With his recent documentary “”The Game of Death,”” French director Christophe Nick has effectively added game show host to the long list of authority figures capable of robbing citizens of their intellectual and moral willpower. The documentary, inspired by the Milgram experiments of the 1960s, not only proved that people can be cruel and mindless, but that we are doggedly determined to forget how stupid we are.
Mere decades after the Nazi epoch, Dr. Stanley Milgram set out to quantify the human penchant for obedience.
Under the pretenses of a “”learning experiment”” Dr. Milgram found that he was capable of convincing 65 percent of subjects to deliver increasing levels of apparently injurious electrical shock to another subject — a professional actor — who protested in pain.
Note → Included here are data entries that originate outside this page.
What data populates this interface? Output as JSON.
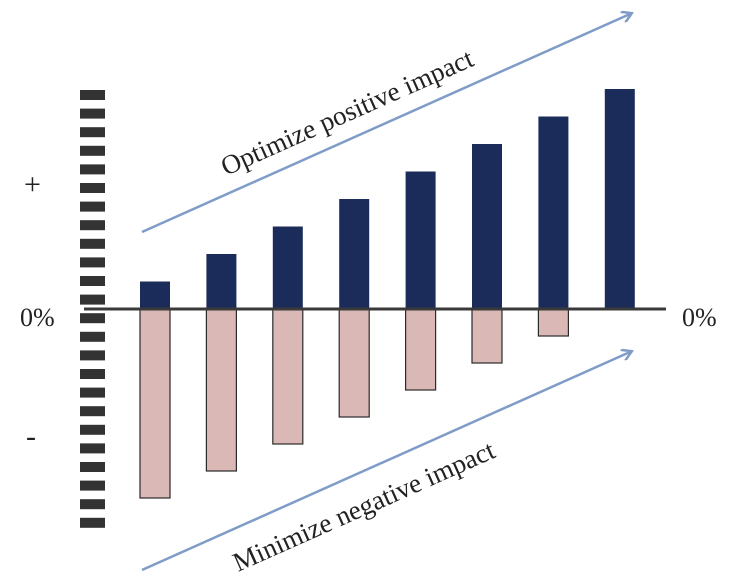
{
  "chart_data": {
    "type": "bar",
    "title": "",
    "xlabel": "",
    "ylabel": "",
    "y_positive_label": "+",
    "y_negative_label": "-",
    "zero_label_left": "0%",
    "zero_label_right": "0%",
    "series": [
      {
        "values": [
          1,
          2,
          3,
          4,
          5,
          6,
          7,
          8
        ]
      },
      {
        "values": [
          -7,
          -6,
          -5,
          -4,
          -3,
          -2,
          -1,
          0
        ]
      }
    ],
    "annotations": [
      {
        "text": "Optimize positive impact",
        "kind": "arrow-trend-up"
      },
      {
        "text": "Minimize negative impact",
        "kind": "arrow-trend-up"
      }
    ],
    "colors": {
      "positive_fill": "#1b2c5a",
      "negative_fill": "#d9b8b6",
      "negative_stroke": "#2a2a2a",
      "arrow": "#7f9cc8",
      "axis": "#3a3a3a",
      "ticks": "#333333"
    },
    "grid": false
  }
}
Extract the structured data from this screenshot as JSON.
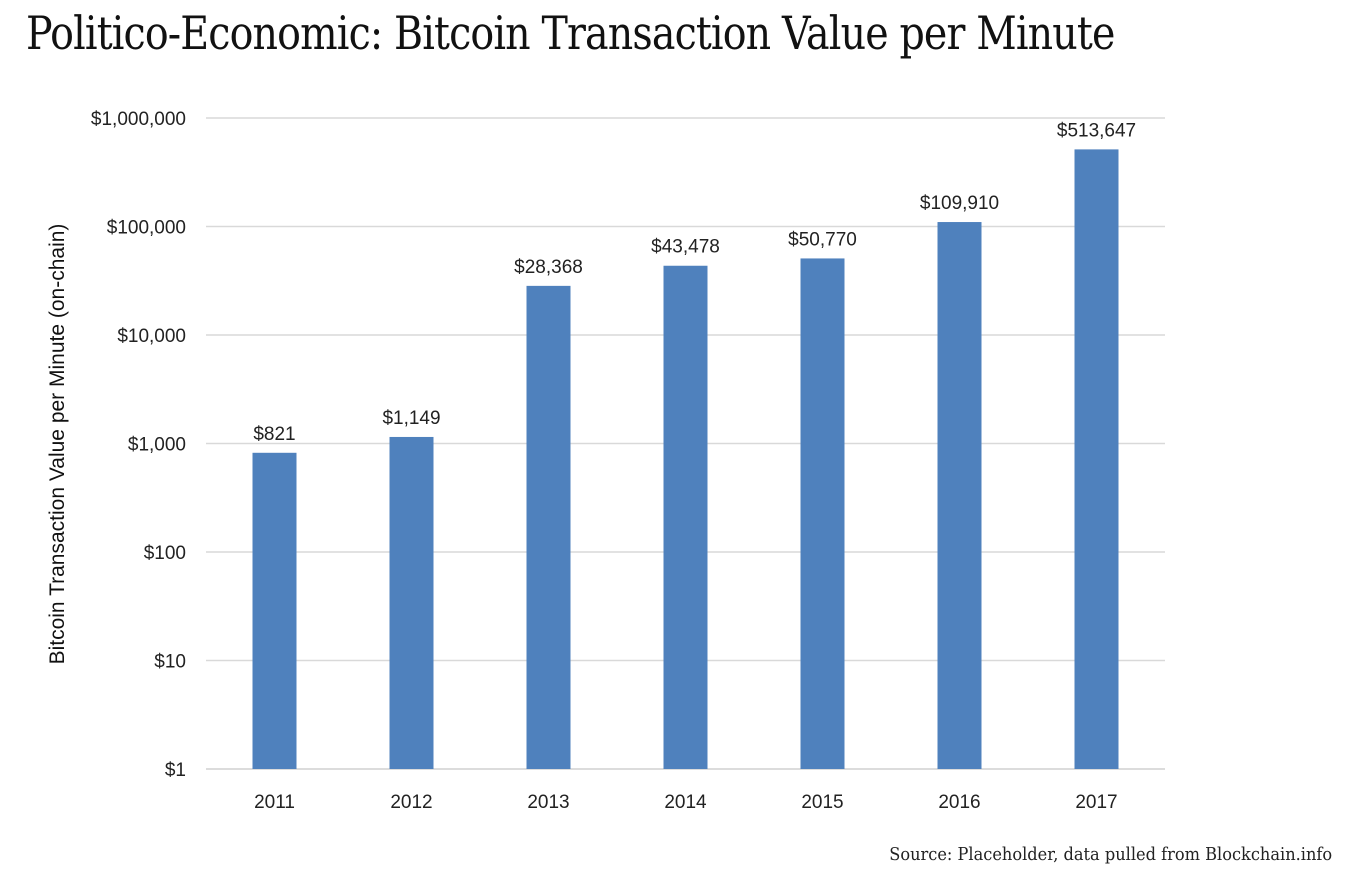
{
  "chart_data": {
    "type": "bar",
    "title": "Politico-Economic: Bitcoin Transaction Value per Minute",
    "source": "Source: Placeholder, data pulled from Blockchain.info",
    "xlabel": "",
    "ylabel": "Bitcoin Transaction Value per Minute (on-chain)",
    "yscale": "log",
    "ylim": [
      1,
      1000000
    ],
    "grid": true,
    "legend": "none",
    "bar_color": "#4f81bd",
    "categories": [
      "2011",
      "2012",
      "2013",
      "2014",
      "2015",
      "2016",
      "2017"
    ],
    "values": [
      821,
      1149,
      28368,
      43478,
      50770,
      109910,
      513647
    ],
    "data_labels": [
      "$821",
      "$1,149",
      "$28,368",
      "$43,478",
      "$50,770",
      "$109,910",
      "$513,647"
    ],
    "y_ticks": [
      {
        "value": 1,
        "label": "$1"
      },
      {
        "value": 10,
        "label": "$10"
      },
      {
        "value": 100,
        "label": "$100"
      },
      {
        "value": 1000,
        "label": "$1,000"
      },
      {
        "value": 10000,
        "label": "$10,000"
      },
      {
        "value": 100000,
        "label": "$100,000"
      },
      {
        "value": 1000000,
        "label": "$1,000,000"
      }
    ]
  }
}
Add a glamorous host, an audience and a television camera and 65 percent suddenly becomes 80 percent, according to a BBC story “”Row over ‘torture’ on French TV”” on March 18. Contestants on the fake game show were clearly troubled, as they were said to “”smile or laugh nervously”” as they punished other contestants — also actors — with blasts of electricity each time they missed a memorization question. Yet only 16 of the 80 participants withdrew before the final shock, which appeared to kill or incapacitate the contestant in the electric chair.
The participants were reportedly traumatized by the experience. One tearful woman wondered how she would explain to her family what had happened. They received professional psychotherapy afterward, and almost no one refused to appear in the documentary.
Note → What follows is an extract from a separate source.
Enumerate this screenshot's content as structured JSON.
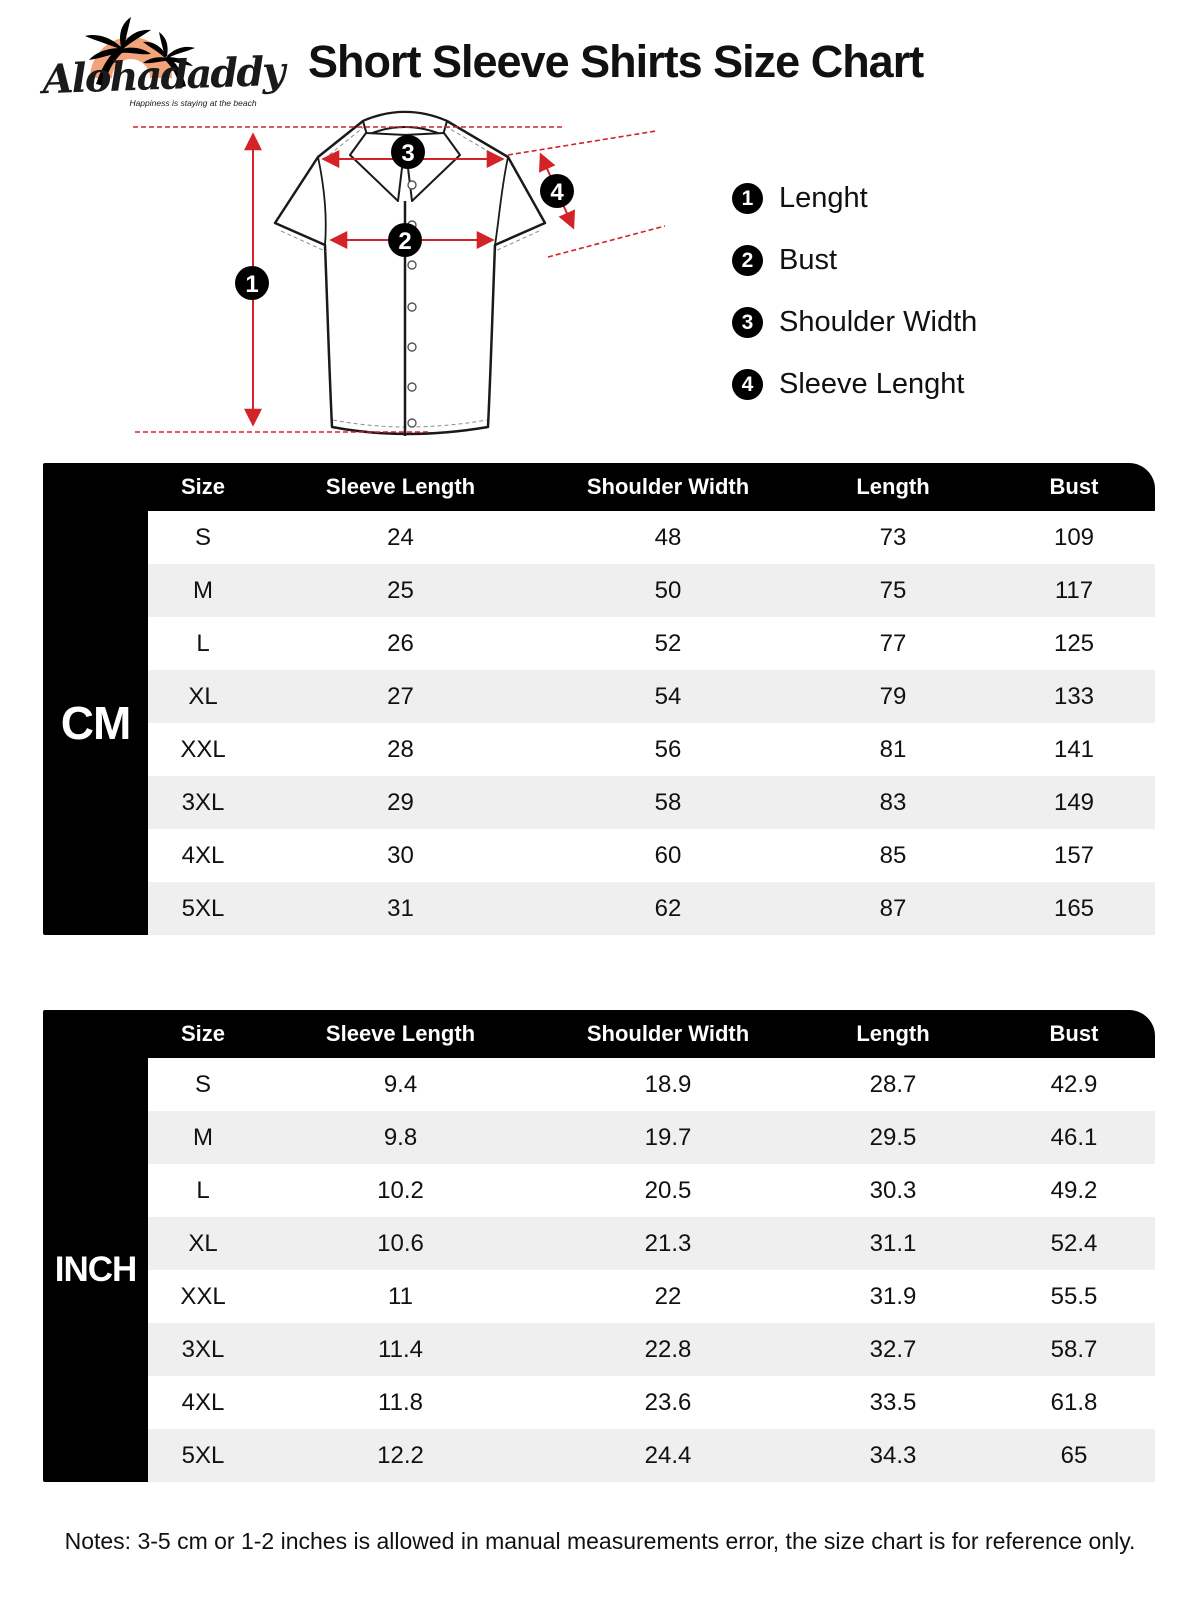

Nick told Le Parisien that he intended to show that the power of TV was more than just theoretical. Certainly, he succeeded. But when, if ever, is obedience a good thing?
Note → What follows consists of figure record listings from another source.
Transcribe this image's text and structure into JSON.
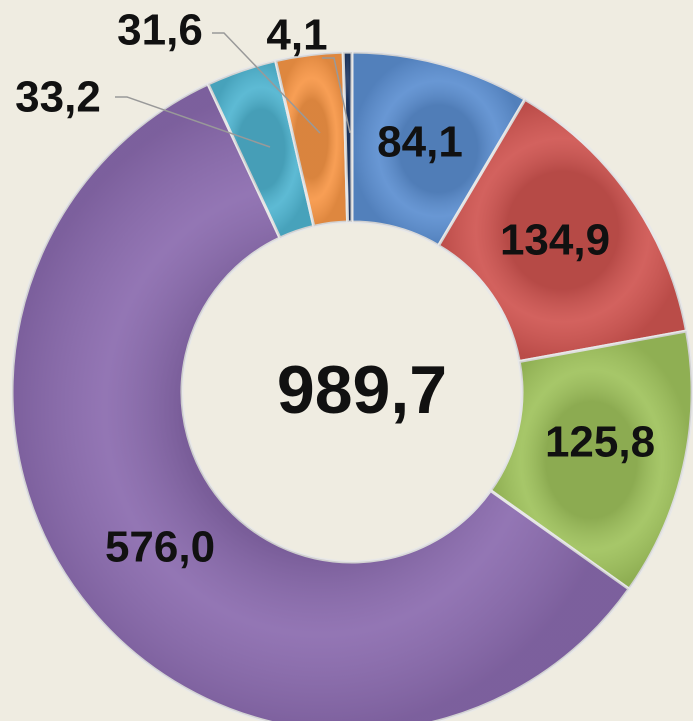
{
  "chart_data": {
    "type": "donut",
    "values": [
      84.1,
      134.9,
      125.8,
      576.0,
      33.2,
      31.6,
      4.1
    ],
    "value_labels": [
      "84,1",
      "134,9",
      "125,8",
      "576,0",
      "33,2",
      "31,6",
      "4,1"
    ],
    "colors": [
      "#5b8ed0",
      "#cf5450",
      "#9fc25c",
      "#8a6aae",
      "#4fb4d0",
      "#f79646",
      "#1f3864"
    ],
    "center_text": "989,7"
  }
}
According to the New York Times article “”Moral Lessons, Down Aisle 9,”” published on March 22, different forms of obedience may make the world go ’round. The article cites a study published this month in Science Magazine that compares smaller, less technologically developed communities of hunters and gatherers to larger communities with high levels of “”market integration”” as indicated by the amount of food they purchase.
Using a game called “”Dictator”” in which two anonymous strangers are awarded a sum of money and it is up to only one of them to share the prize, they found that shoppers in a Minnesota grocery store would share almost half of the money — the most of any group. However, they were also much more likely to exercise their ability to “”punish”” the “”Dictator”” for being selfish, even at their own expense.
The researchers propose that the driving force behind the varied responses is a “”desire not to violate standards of expected behavior.”” They believe that our penchant for accepting social norms and adhering to them readily may allow for the highly cooperative environment needed to sustain complex, industrialized, food-sharing societies. The quickness of shoppers to punish selfishness reflects our need to enforce these standards.
In essence, we have been programmed to operate in accordance with the group, even if it means ignoring our own pure self-interest. Clearly, the danger arises when the situation changes quickly and we calibrate our behavior quickly, before processing the information according to our own morality.
Indeed, in the Winter 1988 edition of Issues in Ethics, psychologist Steven Sherman showed that if people considered issues of morality weeks before being confronted with one of the same issues, the vast majority refused to act against their conscience, even if pressured by an authority figure.
Unfortunately, judging by the documentary, at least 64 people in France had neglected to ponder ethical dilemmas lately. While it’s an unpleasant task to keep the world’s greatest cruelties in mind, it may be the only way to prevent them from happening again and again and again.